Morning Thanks

Garrison Keillor once said we'd all be better off if we all started the day by giving thanks for just one thing. I'll try.

Friday, May 14, 2021

Tulip Festival 2021


I can admit it now, but it's likely I would have back then too because I was proud of being haughty about it, proud of my sinful condescension and scorn, my being downright snooty, a snob. I was demonstrably proud of my Dutch heritage, had written about it extensively. In fact, lots of characters in my fiction carried Dutch names. It wasn't as if I was a heretic. But Tulip Festivals?--spare me.

If you live in some adjacent village here, come May you can't help but smirk at an entire town in short pants, silly hats, and downright painful klompen, for pete's sake. Street-scrubbing? Give me a break. And whose ancestors, really, danced in the streets? Dancing got you thumbed out of church. Get a life, Orange City. Just think--mid-May comes along and you could be putting your dock in up at the lakes. Instead, you're slobbering over cotton candy, spending half your fortune on goofy rides for the kids, and watching waves of marching bands toot down Main, a half-note flat. 

All of it seemed more than a little silly, when the real deal about being Dutch Reformed is the "Reformed" part, the part no OC people talk much about, maybe because, these days especially, it's just about gone.
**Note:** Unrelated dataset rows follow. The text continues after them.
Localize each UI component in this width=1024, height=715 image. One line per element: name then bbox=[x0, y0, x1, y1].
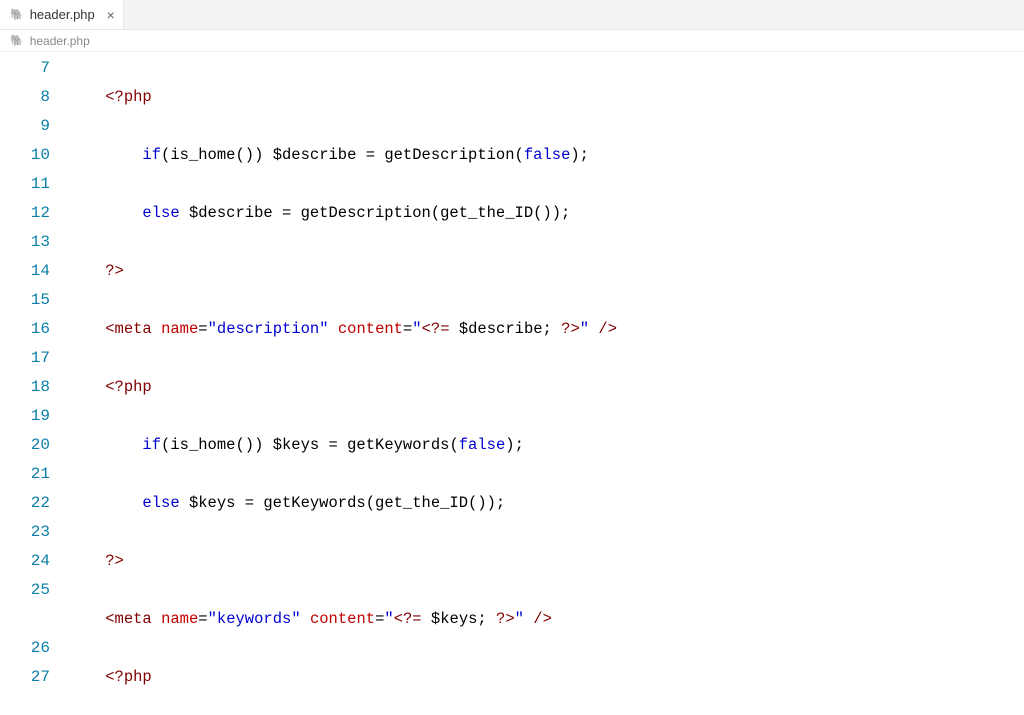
breadcrumb-filename: header.php bbox=[30, 34, 90, 48]
code-line: if(is_home()) $keys = getKeywords(false)… bbox=[68, 431, 1024, 460]
code-line: ?> bbox=[68, 257, 1024, 286]
code-line: else $describe = getDescription(get_the_… bbox=[68, 199, 1024, 228]
editor-container: 🐘 header.php × 🐘 header.php 7 8 9 10 11 … bbox=[0, 0, 1024, 715]
code-area[interactable]: 7 8 9 10 11 12 13 14 15 16 17 18 19 20 2… bbox=[0, 52, 1024, 715]
tab-filename: header.php bbox=[30, 7, 95, 22]
tab-bar: 🐘 header.php × bbox=[0, 0, 1024, 30]
tab-header-php[interactable]: 🐘 header.php × bbox=[0, 0, 124, 29]
php-file-icon: 🐘 bbox=[10, 34, 24, 47]
close-icon[interactable]: × bbox=[107, 7, 115, 23]
line-number-gutter: 7 8 9 10 11 12 13 14 15 16 17 18 19 20 2… bbox=[0, 52, 68, 715]
code-line: <meta name="keywords" content="<?= $keys… bbox=[68, 605, 1024, 634]
code-content[interactable]: <?php if(is_home()) $describe = getDescr… bbox=[68, 52, 1024, 715]
code-line: <?php bbox=[68, 373, 1024, 402]
code-line: else $keys = getKeywords(get_the_ID()); bbox=[68, 489, 1024, 518]
code-line: ?> bbox=[68, 547, 1024, 576]
php-file-icon: 🐘 bbox=[10, 8, 24, 21]
code-line: <?php bbox=[68, 663, 1024, 692]
code-line: <?php bbox=[68, 83, 1024, 112]
code-line: if(is_home()) $describe = getDescription… bbox=[68, 141, 1024, 170]
code-line: <meta name="description" content="<?= $d… bbox=[68, 315, 1024, 344]
breadcrumb-bar: 🐘 header.php bbox=[0, 30, 1024, 52]
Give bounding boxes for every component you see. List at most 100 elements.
Don't know that I'd trace my journey as something from the Damascus road--after all, I've not been struck blind or dumb; but since moving to Orange City's suburbs, I've come to appreciate what happens here mid-May. It's a vast and trying community exercise that requires incredible teamwork, buckets of sweat, and even some considerable history study. OC people take it very, very seriously because it's a sprawling enterprise that won't happen without great bands of people working together to pull it off. Silliness? Sure. Funnel cakes? all right, you got me there. But there's also saucijzenbroodjes and poffertjes, itty-bitty pancakes to die for.
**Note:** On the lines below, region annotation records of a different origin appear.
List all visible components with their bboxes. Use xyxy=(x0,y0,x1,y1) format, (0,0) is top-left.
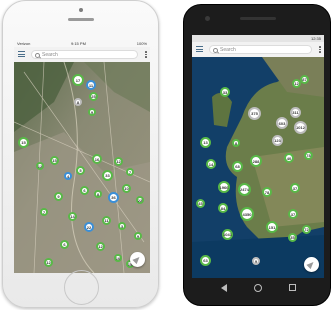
map-cluster-marker[interactable]: 68 xyxy=(232,161,243,172)
menu-icon[interactable] xyxy=(196,46,203,52)
map-cluster-marker[interactable]: 9 xyxy=(54,192,63,201)
map-cluster-marker[interactable]: 123 xyxy=(272,135,283,146)
map-cluster-marker[interactable]: 9 xyxy=(252,257,260,265)
map-cluster-marker[interactable]: 25 xyxy=(89,92,98,101)
my-location-button[interactable] xyxy=(130,252,145,267)
more-options-icon[interactable] xyxy=(145,51,147,58)
map-cluster-marker[interactable]: 3 xyxy=(118,222,126,230)
ios-status-bar: Verizon 9:15 PM 100% xyxy=(14,40,150,47)
map-cluster-marker[interactable]: 33 xyxy=(220,87,230,97)
map-cluster-marker[interactable]: 8 xyxy=(232,139,240,147)
map-cluster-marker[interactable]: 78 xyxy=(262,187,272,197)
map-cluster-marker[interactable]: 4 xyxy=(64,172,72,180)
map-cluster-marker[interactable]: 151 xyxy=(266,221,278,233)
map-cluster-marker[interactable]: 16 xyxy=(92,154,102,164)
search-placeholder: Search xyxy=(220,47,236,53)
map-cluster-marker[interactable]: 12 xyxy=(44,258,53,267)
menu-icon[interactable] xyxy=(18,51,25,57)
map-cluster-marker[interactable]: 603 xyxy=(276,117,288,129)
search-input[interactable]: Search xyxy=(209,45,312,54)
map-cluster-marker[interactable]: 288 xyxy=(250,155,262,167)
map-cluster-marker[interactable]: 5 xyxy=(76,166,85,175)
front-camera xyxy=(79,8,83,12)
more-options-icon[interactable] xyxy=(319,46,321,53)
map-cluster-marker[interactable]: 35 xyxy=(288,233,297,242)
map-cluster-marker[interactable]: 72 xyxy=(302,225,311,234)
map-cluster-marker[interactable]: 9 xyxy=(134,232,142,240)
map-cluster-marker[interactable]: 11 xyxy=(102,216,111,225)
search-input[interactable]: Search xyxy=(31,50,138,59)
map-cluster-marker[interactable]: 2474 xyxy=(238,183,251,196)
map-cluster-marker[interactable]: 14 xyxy=(206,159,216,169)
iphone-device: Verizon 9:15 PM 100% Search 17 11 25 8 9… xyxy=(2,0,159,308)
map-cluster-marker[interactable]: 22 xyxy=(84,222,94,232)
front-camera xyxy=(205,16,210,21)
carrier-label: Verizon xyxy=(17,41,31,46)
home-icon[interactable] xyxy=(254,284,262,292)
map-cluster-marker[interactable]: 10 xyxy=(122,184,131,193)
map-cluster-marker[interactable]: 15 xyxy=(18,137,29,148)
map-cluster-marker[interactable]: 10 xyxy=(114,254,122,262)
map-cluster-marker[interactable]: 14 xyxy=(68,212,77,221)
search-placeholder: Search xyxy=(42,52,58,58)
map-cluster-marker[interactable]: 22 xyxy=(136,196,144,204)
map-cluster-marker[interactable]: 8 xyxy=(74,98,82,106)
map-cluster-marker[interactable]: 6 xyxy=(60,240,69,249)
back-icon[interactable] xyxy=(221,284,227,292)
map-cluster-marker[interactable]: 4350 xyxy=(240,207,254,221)
android-device: 12:35 Search 13 33 8 311 12 87 375 603 1012 123 14… xyxy=(183,4,331,306)
map-cluster-marker[interactable]: 7 xyxy=(126,168,134,176)
map-cluster-marker[interactable]: 40 xyxy=(284,153,294,163)
map-cluster-marker[interactable]: 37 xyxy=(288,209,298,219)
earpiece-speaker xyxy=(68,18,94,21)
map-cluster-marker[interactable]: 6 xyxy=(80,186,89,195)
map-cluster-marker[interactable]: 12 xyxy=(36,162,44,170)
android-search-bar: Search xyxy=(192,42,324,58)
search-icon xyxy=(213,48,218,53)
map-cluster-marker[interactable]: 84 xyxy=(218,203,228,213)
map-cluster-marker[interactable]: 15 xyxy=(50,156,59,165)
earpiece-speaker xyxy=(240,17,276,20)
map-cluster-marker[interactable]: 1966 xyxy=(218,181,230,193)
map-cluster-marker[interactable]: 12 xyxy=(96,242,105,251)
battery-label: 100% xyxy=(136,41,147,46)
map-cluster-marker[interactable]: 12 xyxy=(114,157,123,166)
map-cluster-marker[interactable]: 1012 xyxy=(294,121,307,134)
ios-search-bar: Search xyxy=(14,47,150,63)
clock-label: 12:35 xyxy=(310,36,321,41)
map-cluster-marker[interactable]: 7 xyxy=(40,208,48,216)
android-screen: 12:35 Search 13 33 8 311 12 87 375 603 1012 123 14… xyxy=(192,35,324,278)
map-cluster-marker[interactable]: 36 xyxy=(108,192,119,203)
android-navigation-bar xyxy=(192,278,324,300)
ios-screen: Verizon 9:15 PM 100% Search 17 11 25 8 9… xyxy=(14,40,150,273)
map-cluster-marker[interactable]: 45 xyxy=(196,199,205,208)
map-cluster-marker[interactable]: 13 xyxy=(200,137,211,148)
android-status-bar: 12:35 xyxy=(192,35,324,42)
map-cluster-marker[interactable]: 78 xyxy=(304,151,313,160)
map-cluster-marker[interactable]: 1041 xyxy=(222,229,233,240)
map-cluster-marker[interactable]: 375 xyxy=(248,107,261,120)
map-cluster-marker[interactable]: 17 xyxy=(72,74,84,86)
map-cluster-marker[interactable]: 9 xyxy=(88,108,96,116)
android-map-view[interactable]: 13 33 8 311 12 87 375 603 1012 123 14 68 288 40 78 1966… xyxy=(192,57,324,278)
map-cluster-marker[interactable]: 8 xyxy=(94,190,102,198)
map-cluster-marker[interactable]: 33 xyxy=(102,170,113,181)
recent-apps-icon[interactable] xyxy=(289,284,296,291)
my-location-button[interactable] xyxy=(304,257,319,272)
ios-map-view[interactable]: 17 11 25 8 9 15 12 15 4 5 16 33 12 7 6 8 36 10 22 9 7 14 22 11 3… xyxy=(14,62,150,273)
home-button[interactable] xyxy=(64,270,99,305)
map-cluster-marker[interactable]: 87 xyxy=(300,75,309,84)
map-cluster-marker[interactable]: 37 xyxy=(290,183,300,193)
map-cluster-marker[interactable]: 63 xyxy=(200,255,211,266)
search-icon xyxy=(35,53,40,58)
map-cluster-marker[interactable]: 11 xyxy=(86,80,96,90)
map-cluster-marker[interactable]: 311 xyxy=(290,107,301,118)
clock-label: 9:15 PM xyxy=(71,41,86,46)
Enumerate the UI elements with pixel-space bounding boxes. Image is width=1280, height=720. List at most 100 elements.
My feet and I spent three long hours in the newly refurbished Dutch-American Heritage Museum yesterday, answering all sorts of questions about our collection of Native American artifacts, while, up front, hundreds of people came in and wandered through displays and exhibits featuring all kinds of ethnic stuff that together tell at least something of the story of Dutch-Americans in this far corner of Iowa, of whom I am one. I had to park three blocks away, a considerable distance in small-town U. S. of A., so all I saw of the parade was it dis-assembling. Never got near the rides or the truly sinful cuisine. But the tulips are everywhere, and they're gorgeous this year, perfectly timed, very Dutch; and it goes without saying the town is clean.
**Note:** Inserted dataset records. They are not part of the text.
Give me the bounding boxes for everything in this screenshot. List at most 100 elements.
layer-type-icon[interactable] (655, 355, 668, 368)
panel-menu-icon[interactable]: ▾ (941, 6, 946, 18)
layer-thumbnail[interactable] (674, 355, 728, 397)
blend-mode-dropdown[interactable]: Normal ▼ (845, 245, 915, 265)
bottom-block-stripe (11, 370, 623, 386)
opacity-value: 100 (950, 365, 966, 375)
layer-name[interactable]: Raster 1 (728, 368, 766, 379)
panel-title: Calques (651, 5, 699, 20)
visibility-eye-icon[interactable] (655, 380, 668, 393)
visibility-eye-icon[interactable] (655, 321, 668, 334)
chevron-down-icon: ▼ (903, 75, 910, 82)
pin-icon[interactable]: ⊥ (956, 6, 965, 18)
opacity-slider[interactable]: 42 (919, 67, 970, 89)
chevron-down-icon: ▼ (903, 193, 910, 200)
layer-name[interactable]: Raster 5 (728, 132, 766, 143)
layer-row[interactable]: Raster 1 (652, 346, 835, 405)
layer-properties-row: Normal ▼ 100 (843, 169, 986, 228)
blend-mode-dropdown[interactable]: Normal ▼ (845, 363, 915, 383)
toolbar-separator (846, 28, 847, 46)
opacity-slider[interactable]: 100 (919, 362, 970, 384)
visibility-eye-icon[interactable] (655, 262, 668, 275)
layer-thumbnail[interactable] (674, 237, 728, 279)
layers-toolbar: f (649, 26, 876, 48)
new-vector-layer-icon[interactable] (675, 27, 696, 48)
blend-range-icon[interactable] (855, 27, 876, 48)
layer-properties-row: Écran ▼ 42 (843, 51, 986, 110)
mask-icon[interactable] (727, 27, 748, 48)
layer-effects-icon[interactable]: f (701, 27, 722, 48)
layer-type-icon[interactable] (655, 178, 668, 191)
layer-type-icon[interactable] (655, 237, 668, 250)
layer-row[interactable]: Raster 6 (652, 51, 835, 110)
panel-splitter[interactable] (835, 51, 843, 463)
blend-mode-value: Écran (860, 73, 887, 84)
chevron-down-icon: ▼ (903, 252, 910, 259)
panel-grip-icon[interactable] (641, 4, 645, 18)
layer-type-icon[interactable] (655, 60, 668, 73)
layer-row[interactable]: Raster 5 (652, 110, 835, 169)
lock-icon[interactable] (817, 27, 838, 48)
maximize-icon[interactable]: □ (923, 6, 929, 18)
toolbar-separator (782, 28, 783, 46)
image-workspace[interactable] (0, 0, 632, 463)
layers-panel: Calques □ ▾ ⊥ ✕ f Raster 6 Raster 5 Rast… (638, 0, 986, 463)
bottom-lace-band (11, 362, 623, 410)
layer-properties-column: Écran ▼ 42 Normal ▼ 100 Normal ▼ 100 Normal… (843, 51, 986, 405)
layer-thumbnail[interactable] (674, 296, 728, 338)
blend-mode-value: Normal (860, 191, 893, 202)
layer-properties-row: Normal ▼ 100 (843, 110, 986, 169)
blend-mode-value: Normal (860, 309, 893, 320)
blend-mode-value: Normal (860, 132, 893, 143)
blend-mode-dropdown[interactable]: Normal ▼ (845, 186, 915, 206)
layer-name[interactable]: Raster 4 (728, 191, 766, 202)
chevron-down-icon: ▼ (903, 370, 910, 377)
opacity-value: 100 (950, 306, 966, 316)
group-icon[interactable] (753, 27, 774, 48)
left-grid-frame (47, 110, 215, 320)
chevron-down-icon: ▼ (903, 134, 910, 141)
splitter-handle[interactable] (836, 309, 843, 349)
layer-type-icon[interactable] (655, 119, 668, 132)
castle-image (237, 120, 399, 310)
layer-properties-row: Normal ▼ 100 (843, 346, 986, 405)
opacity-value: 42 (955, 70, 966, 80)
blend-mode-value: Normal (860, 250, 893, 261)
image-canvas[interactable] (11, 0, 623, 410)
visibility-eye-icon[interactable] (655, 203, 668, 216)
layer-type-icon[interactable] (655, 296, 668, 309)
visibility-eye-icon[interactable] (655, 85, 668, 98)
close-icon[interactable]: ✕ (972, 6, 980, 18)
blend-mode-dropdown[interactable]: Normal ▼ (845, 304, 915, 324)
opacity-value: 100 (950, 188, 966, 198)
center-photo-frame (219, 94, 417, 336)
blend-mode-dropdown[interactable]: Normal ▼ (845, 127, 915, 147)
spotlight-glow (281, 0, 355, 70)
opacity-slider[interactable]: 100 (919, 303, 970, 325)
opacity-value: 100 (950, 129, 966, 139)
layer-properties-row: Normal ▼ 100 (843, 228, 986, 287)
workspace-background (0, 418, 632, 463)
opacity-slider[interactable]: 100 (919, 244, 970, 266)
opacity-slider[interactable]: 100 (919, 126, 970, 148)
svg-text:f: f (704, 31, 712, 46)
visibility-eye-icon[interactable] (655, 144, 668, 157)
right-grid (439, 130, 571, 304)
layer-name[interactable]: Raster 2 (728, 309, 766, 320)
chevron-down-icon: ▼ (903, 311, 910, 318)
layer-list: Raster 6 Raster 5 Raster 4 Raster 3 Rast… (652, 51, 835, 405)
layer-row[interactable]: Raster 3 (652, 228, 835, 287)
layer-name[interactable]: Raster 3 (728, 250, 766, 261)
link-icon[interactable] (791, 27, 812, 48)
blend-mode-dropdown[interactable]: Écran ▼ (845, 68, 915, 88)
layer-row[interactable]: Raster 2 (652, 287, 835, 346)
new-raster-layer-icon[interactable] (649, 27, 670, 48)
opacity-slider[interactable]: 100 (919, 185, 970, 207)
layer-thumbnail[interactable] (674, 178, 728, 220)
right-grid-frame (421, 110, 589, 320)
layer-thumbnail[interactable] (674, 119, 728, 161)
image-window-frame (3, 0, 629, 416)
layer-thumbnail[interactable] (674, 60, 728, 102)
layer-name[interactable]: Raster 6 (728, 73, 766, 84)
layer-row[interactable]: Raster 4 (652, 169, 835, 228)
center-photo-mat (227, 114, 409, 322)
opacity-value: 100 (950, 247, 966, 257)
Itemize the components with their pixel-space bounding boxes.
I've never donned a Dutch costume, not even a shirt or neckerchief. Not even a hat. It's time to admit that this last vestige of ye olde stubbornness is a vestige of the old man of sin, the Sioux Centerite who sat for years in the seat of the scoffer. 

I'm too old and my feet are too sore for wooden shoes. But at least a neckerchief, maybe a hat? It may be time for the new man of righteousness to edge his way out of the closet.